By Cary Springfield, International Banker
Official figures released on July 13 by the U.S. Department of Labor (DoL) showed that the US annual inflation rate climbed to a fresh 40-year high of 9.1 percent in June, easily surpassing analyst expectations of 8.8 percent and extending the annual price growth from May’s 8.6 percent rate. With purchasing power for Americans being considerably eroded, the pressure continues to mount on the U.S. Federal Reserve (the Fed) to intensify its rate-tightening policy and rein in runaway prices.
The last time consumer prices rose this quickly was November 1981, according to the DoL’s Bureau of Labor Statistics (BLS). “The all items less food and energy index rose 5.9 percent over the last 12 months,” the BLS reported. “The energy index rose 41.6 percent over the last year, the largest 12-month increase since the period ending April 1980. The food index increased 10.4 percent for the 12-months ending June, the largest 12-month increase since the period ending February 1981.”

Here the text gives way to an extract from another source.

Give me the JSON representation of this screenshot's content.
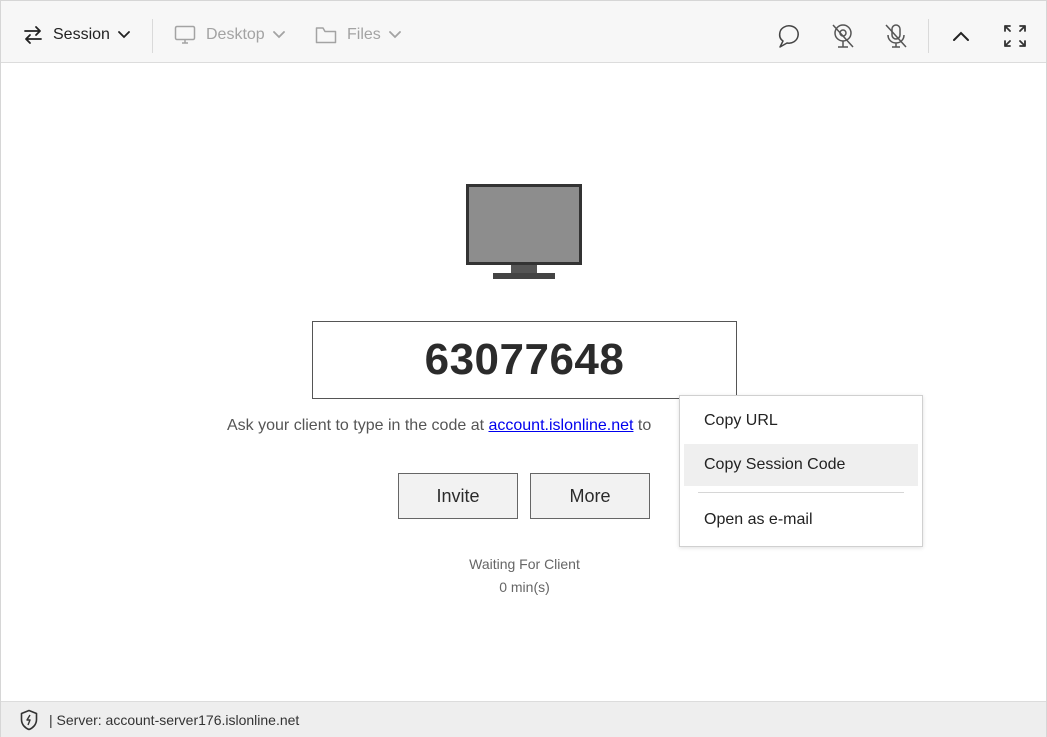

Inflation also jumped by 1.3 percent on a monthly basis, following a 1-percent rise in May. The increase was broad-based, the BLS also noted, with the indexes for gasoline, shelter and food being the largest contributors. The energy index rose 7.5 percent over the month after increasing 3.9 percent in May and contributed nearly half of the all-items increase. Gasoline was a particular standout component of the energy index, rising by 11.2 percent, while the other major components also rose. The food index rose 1.0 percent in June, as did the food at home index.
Excluding the volatile items of food and energy, meanwhile, the index rose by 5.9 percent in June from a year before, slightly less than May’s 6.0-percent gain. It also increased monthly by 0.7 percent. The shelter index increased 0.6 percent in June, as it did in May. The rent index rose 0.8 percent over the month, the largest monthly increase since April 1986, and the owners’ equivalent rent index rose 0.7 percent. The index for lodging away from home fell 2.8 percent in June after a string of increases in recent months. Over the year, meanwhile, the core inflation measure rose.
“CPI delivered another shock, and as painful as June’s higher number is, equally as bad is the broadening sources of inflation,” Robert Frick, corporate economist at Navy Federal Credit Union, told CNBC. “Though CPI’s spike is led by energy and food prices, which are largely global problems, prices continue to mount for domestic goods and services, from shelter to autos to apparel.”
The breadth of the price pressures has become particularly concerning for the Federal Reserve, ING’s chief international economist, James Knightley, added. “With supply conditions showing little sign of improvement, the onus is on the Fed to hit the brakes via higher rates to allow demand to better match supply conditions. The recession threat is rising,” according to Knightley.
Indeed, June’s inflation surge is now prompting widespread speculation over whether the Federal Reserve will implement a more pronounced policy of monetary tightening, specifically by raising its benchmark interest rate by 1 percent at its next meeting on July 26-27, which would be 25 basis points more than the 0.75-percent increase that it approved in June.
“Everything is in play,” Raphael Bostic, the Atlanta Fed president, confirmed, adding that whilst he still needed to examine the “nuts and bolts” of the BLS’s latest report, “today’s numbers suggest the trajectory is not moving in a positive way…. How much I need to adapt is really the next question”. Peter Chatwell, head of global macro strategies trading at Mizuho International, also suggested that there could now be room for the 75-basis-points expectations for the July meeting to “squeeze a bit higher, in case the Fed feels the need to slam the brakes on more quickly”.
Others believe a more hawkish approach is now necessary in order to bring down inflation more immediately and then ease rates once more before the end of the year. “I believe a 75-basis-point hike in July is a fait accompli,” Kristina Hooper, chief global market strategist at Invesco, told Bloomberg. “The Fed needs to stay aggressive now so it can assess the situation in September and possibly take a less aggressive path of tightening in the fourth quarter.”